Beyond the domestic political elites, a key target for the new government is European institutions, in line with other modern European populists (see Greece since 2015). Seeing that EU institutions are seen to have pushed out a democratically-elected politician in favour of the technocratic government of Mario Monti, which pushed through painful austerity policies since 2011, the populist message is easy to place.
Importantly, the coalition refrains from calling for an exit from either the EU or the Euro, as well as from cancelling national debt and introducing a parallel currency. However, fiscal and economic policies are likely to ignore the EU deficit rules, and the parties to call for renegotiating key EU economic policy arrangements. The coalition also calls for the Dublin System of migration to be replaced such that migrants are no longer legally required to demand asylum in their countries of arrival but distributed automatically across Europe. In contrast, the European Parliament is perceived as the only democratically legitimate EU institution and it shall be strengthened.
These aspects represent the core of populist ideology and unite the new coalition. If these parties were to win the general elections, it is likely because of this part of their platform. Diagnosing the unfairness and lack of democracy in Italian and EU politics is thus part of the populist appeal.

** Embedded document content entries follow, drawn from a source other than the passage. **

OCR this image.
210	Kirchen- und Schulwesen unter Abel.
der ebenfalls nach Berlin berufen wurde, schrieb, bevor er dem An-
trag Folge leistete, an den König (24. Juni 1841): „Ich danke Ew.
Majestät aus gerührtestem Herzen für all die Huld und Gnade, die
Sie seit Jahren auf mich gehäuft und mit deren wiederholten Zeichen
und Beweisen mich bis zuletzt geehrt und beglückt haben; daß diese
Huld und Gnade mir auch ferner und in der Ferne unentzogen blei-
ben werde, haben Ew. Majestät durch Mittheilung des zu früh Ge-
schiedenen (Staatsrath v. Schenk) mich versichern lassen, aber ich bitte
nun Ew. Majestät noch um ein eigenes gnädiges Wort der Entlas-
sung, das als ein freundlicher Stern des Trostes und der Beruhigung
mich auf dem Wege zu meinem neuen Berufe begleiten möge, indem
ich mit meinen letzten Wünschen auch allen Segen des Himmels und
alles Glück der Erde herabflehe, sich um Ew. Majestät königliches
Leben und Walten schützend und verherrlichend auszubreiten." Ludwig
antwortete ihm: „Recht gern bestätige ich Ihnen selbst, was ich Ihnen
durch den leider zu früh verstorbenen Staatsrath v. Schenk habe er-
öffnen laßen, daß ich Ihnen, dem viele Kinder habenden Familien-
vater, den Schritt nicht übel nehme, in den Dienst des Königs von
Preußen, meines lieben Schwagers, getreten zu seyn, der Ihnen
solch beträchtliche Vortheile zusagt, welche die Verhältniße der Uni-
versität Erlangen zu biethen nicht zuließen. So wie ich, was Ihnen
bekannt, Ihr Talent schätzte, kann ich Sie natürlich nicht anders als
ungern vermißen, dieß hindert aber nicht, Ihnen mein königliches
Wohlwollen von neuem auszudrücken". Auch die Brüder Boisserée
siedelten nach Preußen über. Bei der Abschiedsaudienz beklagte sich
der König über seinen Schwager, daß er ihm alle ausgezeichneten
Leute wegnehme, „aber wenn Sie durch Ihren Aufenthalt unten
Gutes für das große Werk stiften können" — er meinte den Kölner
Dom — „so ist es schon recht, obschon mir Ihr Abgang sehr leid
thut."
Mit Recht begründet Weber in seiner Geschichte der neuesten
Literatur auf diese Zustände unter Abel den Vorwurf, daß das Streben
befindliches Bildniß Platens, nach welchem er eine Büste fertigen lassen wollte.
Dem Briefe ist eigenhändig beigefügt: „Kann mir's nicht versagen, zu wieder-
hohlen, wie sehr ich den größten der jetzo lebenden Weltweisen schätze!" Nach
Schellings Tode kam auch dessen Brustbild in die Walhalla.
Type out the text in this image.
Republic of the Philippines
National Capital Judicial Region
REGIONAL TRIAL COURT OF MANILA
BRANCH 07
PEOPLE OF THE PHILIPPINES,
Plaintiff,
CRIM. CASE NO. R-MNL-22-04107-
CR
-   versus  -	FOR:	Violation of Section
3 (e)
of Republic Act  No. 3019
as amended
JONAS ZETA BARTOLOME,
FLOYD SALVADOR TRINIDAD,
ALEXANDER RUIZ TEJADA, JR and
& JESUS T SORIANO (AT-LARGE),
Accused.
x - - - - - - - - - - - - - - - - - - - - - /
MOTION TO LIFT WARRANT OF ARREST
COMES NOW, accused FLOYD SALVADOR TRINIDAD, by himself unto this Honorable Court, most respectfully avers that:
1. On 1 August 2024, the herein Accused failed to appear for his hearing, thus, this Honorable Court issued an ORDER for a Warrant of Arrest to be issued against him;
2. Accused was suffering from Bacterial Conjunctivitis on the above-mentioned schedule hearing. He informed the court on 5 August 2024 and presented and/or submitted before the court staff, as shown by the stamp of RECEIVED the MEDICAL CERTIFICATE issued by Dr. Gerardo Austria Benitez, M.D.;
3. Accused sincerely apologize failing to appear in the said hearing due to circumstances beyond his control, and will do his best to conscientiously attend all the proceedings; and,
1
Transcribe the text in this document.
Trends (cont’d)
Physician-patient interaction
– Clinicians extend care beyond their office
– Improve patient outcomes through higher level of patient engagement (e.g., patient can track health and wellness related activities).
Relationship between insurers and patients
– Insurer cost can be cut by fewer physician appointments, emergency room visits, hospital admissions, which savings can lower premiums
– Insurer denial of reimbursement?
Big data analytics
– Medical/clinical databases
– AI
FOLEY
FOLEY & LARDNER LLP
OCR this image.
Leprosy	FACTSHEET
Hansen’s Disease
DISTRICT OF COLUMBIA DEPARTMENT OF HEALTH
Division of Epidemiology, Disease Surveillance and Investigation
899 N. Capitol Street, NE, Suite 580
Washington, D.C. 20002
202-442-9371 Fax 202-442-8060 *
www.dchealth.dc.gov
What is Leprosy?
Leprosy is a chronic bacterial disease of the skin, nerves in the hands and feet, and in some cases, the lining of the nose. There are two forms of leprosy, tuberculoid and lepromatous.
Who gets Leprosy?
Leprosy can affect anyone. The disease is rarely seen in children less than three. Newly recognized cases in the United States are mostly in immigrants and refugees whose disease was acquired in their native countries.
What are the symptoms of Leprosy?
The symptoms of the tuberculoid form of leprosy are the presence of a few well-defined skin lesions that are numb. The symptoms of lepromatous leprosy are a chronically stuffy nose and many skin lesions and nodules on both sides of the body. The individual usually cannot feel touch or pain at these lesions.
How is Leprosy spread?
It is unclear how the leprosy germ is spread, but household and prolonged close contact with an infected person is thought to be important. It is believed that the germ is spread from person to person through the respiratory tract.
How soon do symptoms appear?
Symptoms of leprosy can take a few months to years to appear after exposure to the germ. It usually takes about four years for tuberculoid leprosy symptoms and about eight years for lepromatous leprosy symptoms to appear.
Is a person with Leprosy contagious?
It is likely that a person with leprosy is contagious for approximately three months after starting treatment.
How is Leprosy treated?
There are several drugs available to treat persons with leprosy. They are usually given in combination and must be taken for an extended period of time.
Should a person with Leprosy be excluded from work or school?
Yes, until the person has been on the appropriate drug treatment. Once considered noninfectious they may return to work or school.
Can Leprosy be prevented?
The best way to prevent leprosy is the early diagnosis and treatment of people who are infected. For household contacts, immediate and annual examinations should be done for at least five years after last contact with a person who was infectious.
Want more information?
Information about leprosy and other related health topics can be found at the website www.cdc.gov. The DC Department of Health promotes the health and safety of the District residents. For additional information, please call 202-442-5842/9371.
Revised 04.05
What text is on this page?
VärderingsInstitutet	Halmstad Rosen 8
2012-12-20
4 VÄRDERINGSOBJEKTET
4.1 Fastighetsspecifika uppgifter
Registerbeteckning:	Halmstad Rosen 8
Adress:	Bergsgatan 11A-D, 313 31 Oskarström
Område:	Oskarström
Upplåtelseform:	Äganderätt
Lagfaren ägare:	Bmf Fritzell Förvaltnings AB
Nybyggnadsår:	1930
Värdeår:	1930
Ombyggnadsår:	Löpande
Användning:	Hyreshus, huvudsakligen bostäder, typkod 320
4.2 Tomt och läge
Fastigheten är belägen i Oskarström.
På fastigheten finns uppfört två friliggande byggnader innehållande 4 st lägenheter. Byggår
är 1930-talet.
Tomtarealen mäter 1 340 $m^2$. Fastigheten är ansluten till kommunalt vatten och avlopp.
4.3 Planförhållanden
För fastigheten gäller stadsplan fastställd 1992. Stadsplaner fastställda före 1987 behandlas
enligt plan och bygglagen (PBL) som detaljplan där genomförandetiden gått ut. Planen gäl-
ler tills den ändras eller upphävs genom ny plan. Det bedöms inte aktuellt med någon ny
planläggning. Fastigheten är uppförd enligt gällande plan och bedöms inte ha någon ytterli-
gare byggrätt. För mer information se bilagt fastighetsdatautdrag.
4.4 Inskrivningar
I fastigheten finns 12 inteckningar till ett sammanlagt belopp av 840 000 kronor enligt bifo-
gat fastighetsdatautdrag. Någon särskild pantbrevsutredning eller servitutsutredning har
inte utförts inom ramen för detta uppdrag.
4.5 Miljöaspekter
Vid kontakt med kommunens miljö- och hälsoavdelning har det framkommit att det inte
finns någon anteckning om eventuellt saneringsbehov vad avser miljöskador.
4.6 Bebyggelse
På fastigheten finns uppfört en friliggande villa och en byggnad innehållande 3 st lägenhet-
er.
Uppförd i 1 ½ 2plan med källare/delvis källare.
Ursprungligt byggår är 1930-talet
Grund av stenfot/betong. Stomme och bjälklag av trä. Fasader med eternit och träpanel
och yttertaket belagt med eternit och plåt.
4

Fatto in Italia: The invention of modern Western populist government
From the scholarly literature on populism, the new government appears not only less confusing but also less surprising than at first sight. Italy’s own Berlusconi already ran the first populist government against the Italian establishment in 1994, drawing on the playbook of populism first seen in late 19th century America. After Mainstream parties had been exposed in a massive corruption scandal in the early 90s, he offered voters the alternative of a business-savvy outsider circumventing representatives by implementing simple, economically liberal, and pro-EU policies.
Of course, and quite ironically, Berlusconi did not end – but possibly worsened – political corruption in Italy, adding to the parallels with the current Trump administration. Populism may be quite effective at diagnosing problems of liberal democracies, but it is by no means a trustworthy remedy. It remains to be seen whether the new coalition is any different in this regard.
Cappuccino politics
In sum, the 5-Star/League coalition appears to conform well to the expectations of populism research as ideologically diverse but united in a common criticism of elite corruption and a strengthening of popular means of determining policy. Far from a new phenomenon, Italy’s new government is the latest local adaptation of the populist brew: Using ingredients from exotic America, it was brought to European governments by Italy’s Berlusconi, and has since been exported across the West, now in flavours targeting also the EU alongside domestic elites.
In this sense, the new Italian coalition is not unlike Cappuccino: a double Espresso of economically left-wing and culturally right-wing ideological elements, infused with a dose of core populist ideology, which also shows as a distinctive top layer of Euroscepticism.